The website is interactive and encourages the posting of materials and issues as well as providing extensive additional information and examples for each of the sections of the book. It will clearly grow in time to be the primary resource for teachers as a means for testing and sharing of experience, and learning collectively.

Primarily, however, what makes this book so important, are the links Dr Poore creates between theory and practice. For her, social media provides a contemporaneous manifestation of social constructivist learning… of the John Dewey kind. Social media platforms, Dr Poore argues, put education, not the teacher, at the centre, thus allowing ‘students to take part more actively and creatively in their own learning’.

    Megan Poore and John Dewey  

She argues that ‘John Dewey recognised the importance of such approaches almost a century ago when he stated that there should be more opportunity for cojoint activities in which those instructed take part, so that they may acquire a social sense of their own powers and of the materials and appliances used.’ For Dr Poore, the use of social media in learning should occur in a social constructivist framework, and she identifies three main considerations for ensuring sound and deep learning: allowing sufficient time for planning, implementation and evaluation; the provision of scaffolding for students to make meaning of the tasks set; and, close monitoring of student comprehension, and early intervention where understanding is not evident.
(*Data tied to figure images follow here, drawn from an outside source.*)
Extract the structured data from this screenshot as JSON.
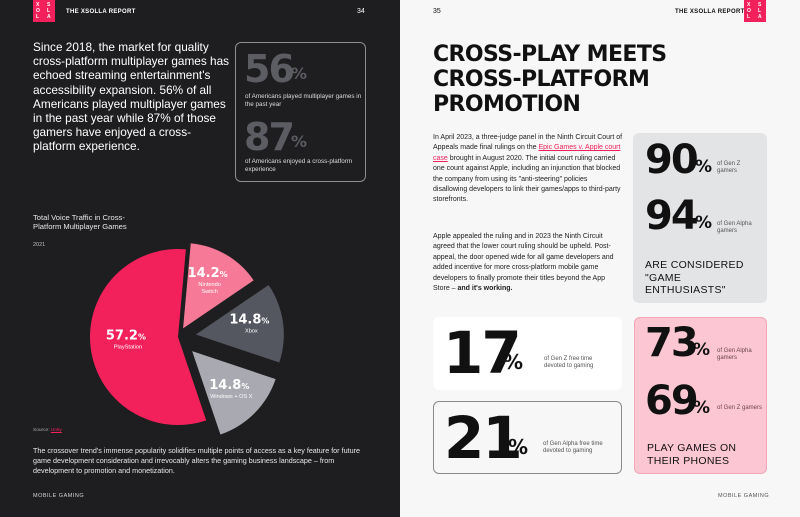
{
  "left_page": {
    "header": "THE XSOLLA REPORT",
    "page_number": "34",
    "logo_letters": [
      "X",
      "S",
      "O",
      "L",
      "L",
      "A"
    ],
    "intro": "Since 2018, the market for quality cross-platform multiplayer games has echoed streaming entertainment's accessibility expansion. 56% of all Americans played multiplayer games in the past year while 87% of those gamers have enjoyed a cross-platform experience.",
    "stats": [
      {
        "value": "56",
        "unit": "%",
        "caption": "of Americans played multiplayer games in the past year"
      },
      {
        "value": "87",
        "unit": "%",
        "caption": "of Americans enjoyed a cross-platform experience"
      }
    ],
    "source_label": "Source:",
    "source_name": "Unity",
    "closing": "The crossover trend's immense popularity solidifies multiple points of access as a key feature for future game development consideration and irrevocably alters the gaming business landscape – from development to promotion and monetization.",
    "footer": "MOBILE GAMING"
  },
  "chart_data": {
    "type": "pie",
    "title": "Total Voice Traffic in Cross-Platform Multiplayer Games",
    "subtitle": "2021",
    "slices": [
      {
        "label": "PlayStation",
        "value": 57.2,
        "display": "57.2",
        "color": "#f2215c",
        "exploded": false
      },
      {
        "label": "Nintendo Switch",
        "value": 14.2,
        "display": "14.2",
        "color": "#f67a97",
        "exploded": true
      },
      {
        "label": "Xbox",
        "value": 14.8,
        "display": "14.8",
        "color": "#555760",
        "exploded": true
      },
      {
        "label": "Windows + OS X",
        "value": 14.8,
        "display": "14.8",
        "color": "#a9aab1",
        "exploded": true
      }
    ],
    "unit": "%"
  },
  "right_page": {
    "header": "THE XSOLLA REPORT",
    "page_number": "35",
    "logo_letters": [
      "X",
      "S",
      "O",
      "L",
      "L",
      "A"
    ],
    "title_line1": "CROSS-PLAY MEETS",
    "title_line2": "CROSS-PLATFORM PROMOTION",
    "para1_before": "In April 2023, a three-judge panel in the Ninth Circuit Court of Appeals made final rulings on the ",
    "para1_link": "Epic Games v. Apple court case",
    "para1_after": " brought in August 2020. The initial court ruling carried one count against Apple, including an injunction that blocked the company from using its \"anti-steering\" policies disallowing developers to link their games/apps to third-party storefronts.",
    "para2_before": "Apple appealed the ruling and in 2023 the Ninth Circuit agreed that the lower court ruling should be upheld. Post-appeal, the door opened wide for all game developers and added incentive for more cross-platform mobile game developers to finally promote their titles beyond the App Store – ",
    "para2_bold": "and it's working.",
    "grey_card": {
      "stats": [
        {
          "value": "90",
          "unit": "%",
          "caption": "of Gen Z gamers"
        },
        {
          "value": "94",
          "unit": "%",
          "caption": "of Gen Alpha gamers"
        }
      ],
      "claim": "ARE CONSIDERED \"GAME ENTHUSIASTS\""
    },
    "white_card": {
      "value": "17",
      "unit": "%",
      "caption": "of Gen Z free time devoted to gaming"
    },
    "outline_card": {
      "value": "21",
      "unit": "%",
      "caption": "of Gen Alpha free time devoted to gaming"
    },
    "pink_card": {
      "stats": [
        {
          "value": "73",
          "unit": "%",
          "caption": "of Gen Alpha gamers"
        },
        {
          "value": "69",
          "unit": "%",
          "caption": "of Gen Z gamers"
        }
      ],
      "claim": "PLAY GAMES ON THEIR PHONES"
    },
    "footer": "MOBILE GAMING"
  }
}
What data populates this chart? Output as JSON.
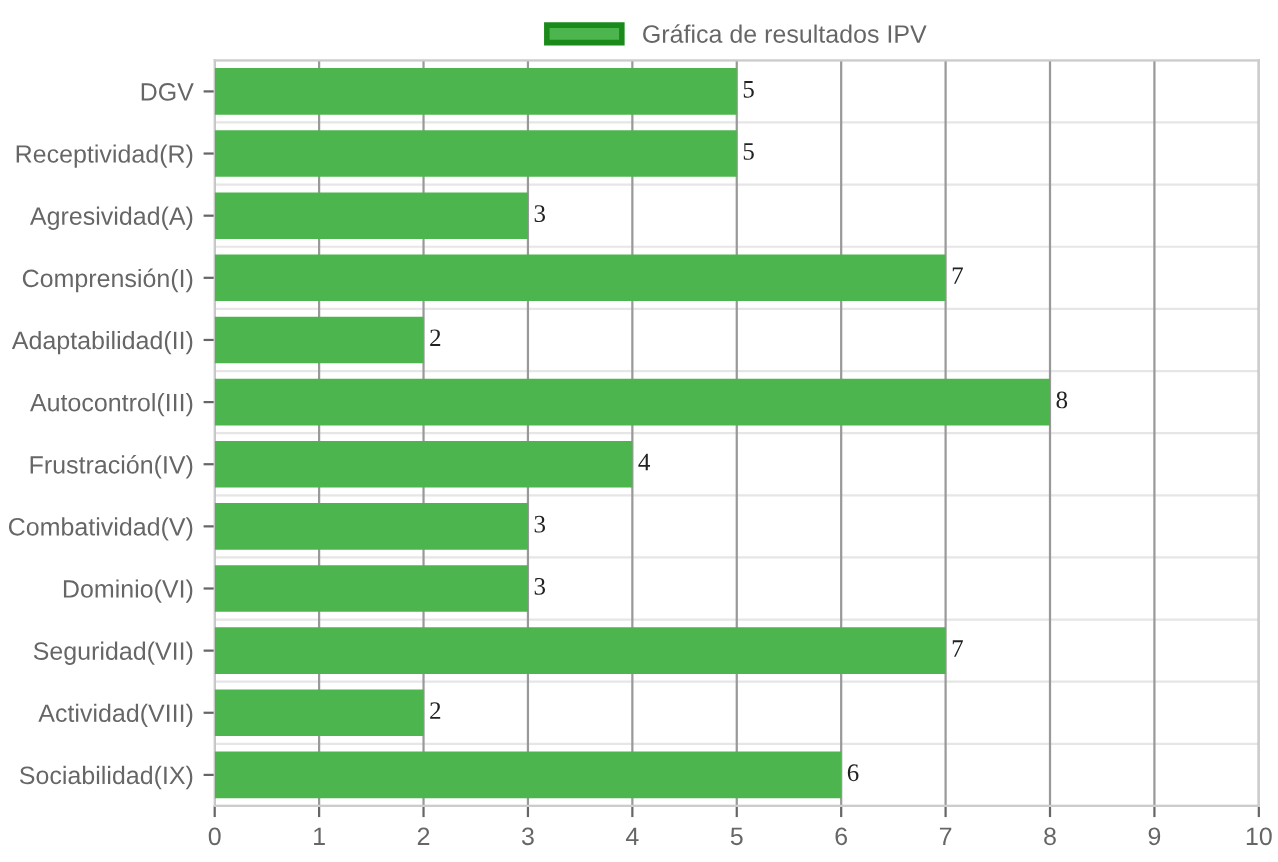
{
  "chart_data": {
    "type": "bar",
    "orientation": "horizontal",
    "categories": [
      "DGV",
      "Receptividad(R)",
      "Agresividad(A)",
      "Comprensión(I)",
      "Adaptabilidad(II)",
      "Autocontrol(III)",
      "Frustración(IV)",
      "Combatividad(V)",
      "Dominio(VI)",
      "Seguridad(VII)",
      "Actividad(VIII)",
      "Sociabilidad(IX)"
    ],
    "series": [
      {
        "name": "Gráfica de resultados IPV",
        "color": "#4db54d",
        "values": [
          5,
          5,
          3,
          7,
          2,
          8,
          4,
          3,
          3,
          7,
          2,
          6
        ]
      }
    ],
    "xlim": [
      0,
      10
    ],
    "xticks": [
      0,
      1,
      2,
      3,
      4,
      5,
      6,
      7,
      8,
      9,
      10
    ],
    "grid": true,
    "legend": "top",
    "data_labels": true
  }
}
In her Afterword, Dr Poore argues that social media is a dynamic in the cultural landscape that constitutes contemporary education, ‘inasmuch as education is itself a communicative act, then so must we find ways of harnessing these forms to the service of our profession. With care and imagination – those hallmarks of good teaching – we can find ways of making them work’.

Her book is a landmark way of making social media ‘work’ in providing higher order and socially developmental learning in our classrooms.